Os efeitos da solidão podem ser devastadores para a saúde. A investigadora norte-americana Julianne Holt-Lunstad (que é citada pela comissão de Jo Cox) fez acender o alerta vermelho quando, em agosto de 2017, avançou com conclusões perturbadoras durante a 125.ª Convenção Anual da Associação Americana de Psicologia. Disse a professora da Universidade Brigham Young que a solidão pode ser tão mortal como fumar 15 cigarros por dia. Holt-Lunstad conduziu duas investigações, a primeira delas envolvendo 148 estudos em que participaram mais de 300 mil pessoas, e a segunda englobando 70 pesquisas e uma amostra de três milhões de cidadãos. As conclusões mais surpreendentes? Aqui vão elas: as pessoas com boas relações sociais têm menos 50% de risco de morte prematura e a solidão é um fator de maior risco para a saúde do que a obesidade.
Parece assustador, mas ainda há mais. É que não é apenas no plano individual que o cenário se traça em tons negros. O relatório de Jo Cox leva a questão mais longe e reforça as consequências do fenómeno no plano social. A comissão que estuda o tema pegou na calculadora e fez as contas (alarmantes): a solidão custa, atualmente, 2,8 mil milhões de euros anuais às empresas britânicas — sobretudo devido à quebra na produtividade que origina — e as comunidades desligadas socialmente podem fazer com que a economia britânica saia prejudicada em 36 mil milhões de euros por ano. Do lado da solução há mais um dado: por cada libra investida (1,14 euros) a combater a solidão, a sociedade poupa 1,26 libras (1,43 euros).
A sociedade toda para atacar um problema
E foi do lado da solução que o governo britânico se posicionou.

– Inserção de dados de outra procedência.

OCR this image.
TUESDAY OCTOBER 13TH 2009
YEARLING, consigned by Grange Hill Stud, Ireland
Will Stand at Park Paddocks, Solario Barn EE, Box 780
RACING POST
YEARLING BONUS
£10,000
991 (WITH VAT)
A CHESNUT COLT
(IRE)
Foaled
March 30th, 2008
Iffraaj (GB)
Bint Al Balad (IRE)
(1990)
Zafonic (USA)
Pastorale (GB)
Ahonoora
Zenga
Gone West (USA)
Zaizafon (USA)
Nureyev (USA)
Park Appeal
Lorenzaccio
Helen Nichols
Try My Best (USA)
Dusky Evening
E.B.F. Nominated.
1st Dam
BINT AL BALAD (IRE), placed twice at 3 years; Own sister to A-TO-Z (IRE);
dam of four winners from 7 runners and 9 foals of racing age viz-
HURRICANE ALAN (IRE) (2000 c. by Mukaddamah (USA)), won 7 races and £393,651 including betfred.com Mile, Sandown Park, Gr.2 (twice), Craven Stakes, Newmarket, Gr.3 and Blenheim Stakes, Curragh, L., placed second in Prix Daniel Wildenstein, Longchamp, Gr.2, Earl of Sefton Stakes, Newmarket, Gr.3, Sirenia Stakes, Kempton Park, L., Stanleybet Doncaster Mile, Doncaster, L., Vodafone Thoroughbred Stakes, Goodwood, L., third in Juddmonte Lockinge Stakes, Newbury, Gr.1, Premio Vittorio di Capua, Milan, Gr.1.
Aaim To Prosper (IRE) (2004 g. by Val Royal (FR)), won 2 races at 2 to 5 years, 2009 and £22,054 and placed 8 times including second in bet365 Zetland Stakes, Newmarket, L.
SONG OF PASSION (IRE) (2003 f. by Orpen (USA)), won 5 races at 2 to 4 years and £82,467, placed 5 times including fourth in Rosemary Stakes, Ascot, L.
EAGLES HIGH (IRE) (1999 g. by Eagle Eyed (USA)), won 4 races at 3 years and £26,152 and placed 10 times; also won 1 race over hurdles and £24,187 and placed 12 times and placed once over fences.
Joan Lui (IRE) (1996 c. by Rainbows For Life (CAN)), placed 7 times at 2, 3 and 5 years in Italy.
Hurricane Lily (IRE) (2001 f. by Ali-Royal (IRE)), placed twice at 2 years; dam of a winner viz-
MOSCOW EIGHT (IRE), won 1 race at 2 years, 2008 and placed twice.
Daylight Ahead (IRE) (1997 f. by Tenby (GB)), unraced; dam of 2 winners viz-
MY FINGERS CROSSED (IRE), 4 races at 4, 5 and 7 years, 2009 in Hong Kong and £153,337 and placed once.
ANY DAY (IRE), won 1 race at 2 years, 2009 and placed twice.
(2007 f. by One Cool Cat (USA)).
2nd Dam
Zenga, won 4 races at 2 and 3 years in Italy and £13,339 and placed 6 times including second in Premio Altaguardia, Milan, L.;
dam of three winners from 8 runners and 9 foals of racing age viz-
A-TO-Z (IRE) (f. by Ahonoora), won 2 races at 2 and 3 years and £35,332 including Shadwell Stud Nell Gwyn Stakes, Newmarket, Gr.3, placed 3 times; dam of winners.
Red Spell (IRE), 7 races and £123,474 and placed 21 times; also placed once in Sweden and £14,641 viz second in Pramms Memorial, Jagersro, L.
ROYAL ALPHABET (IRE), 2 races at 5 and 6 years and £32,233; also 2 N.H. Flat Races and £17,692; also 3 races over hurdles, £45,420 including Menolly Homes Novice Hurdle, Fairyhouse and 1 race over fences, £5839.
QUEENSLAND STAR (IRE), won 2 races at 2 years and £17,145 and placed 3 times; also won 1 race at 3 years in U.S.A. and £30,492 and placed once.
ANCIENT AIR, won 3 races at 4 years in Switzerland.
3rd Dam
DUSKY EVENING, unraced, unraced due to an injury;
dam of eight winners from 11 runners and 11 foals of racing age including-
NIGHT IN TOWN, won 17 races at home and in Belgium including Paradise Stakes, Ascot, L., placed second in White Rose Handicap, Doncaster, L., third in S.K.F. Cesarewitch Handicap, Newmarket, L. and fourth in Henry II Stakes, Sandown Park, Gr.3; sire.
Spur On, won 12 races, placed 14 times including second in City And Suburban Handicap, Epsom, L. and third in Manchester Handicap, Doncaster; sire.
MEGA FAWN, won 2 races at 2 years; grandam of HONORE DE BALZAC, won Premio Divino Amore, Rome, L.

Nove meses depois de nomear a ministra da solidão, publicou a estratégia de combate ao problema. Um plano que assenta em dois pressupostos enfatizados por Jo Cox: primeiro, que a solidão não escolhe idades nem estratos sociais; depois, que é preciso um esforço conjunto de todos os setores da sociedade para a combater.
Para o governo britânico, construir uma sociedade coesa do ponto de vista social exige que todos sejam convocados a desempenhar o seu papel. Desde logo o governo, através dos seus mais variados departamentos e ministérios, que deve atuar como um catalisador dos vários contributos, mas também as autoridades locais (responsáveis por pensar em estratégias e espaços para enriquecer as suas comunidades), os serviços públicos (que devem ter uma abordagem holística a pensar no bem-estar das pessoas), as empresas (responsáveis por criar espaços e momentos de convívio dentro e fora do local de trabalho, tanto para os funcionários como para os clientes), o setor voluntário, os amigos, famílias e grupos comunitários. O próprio governo explica que colaborou com mais de 40 organizações para elaborar a sua estratégia — desde instituições de caridade, empresas e instituições públicas.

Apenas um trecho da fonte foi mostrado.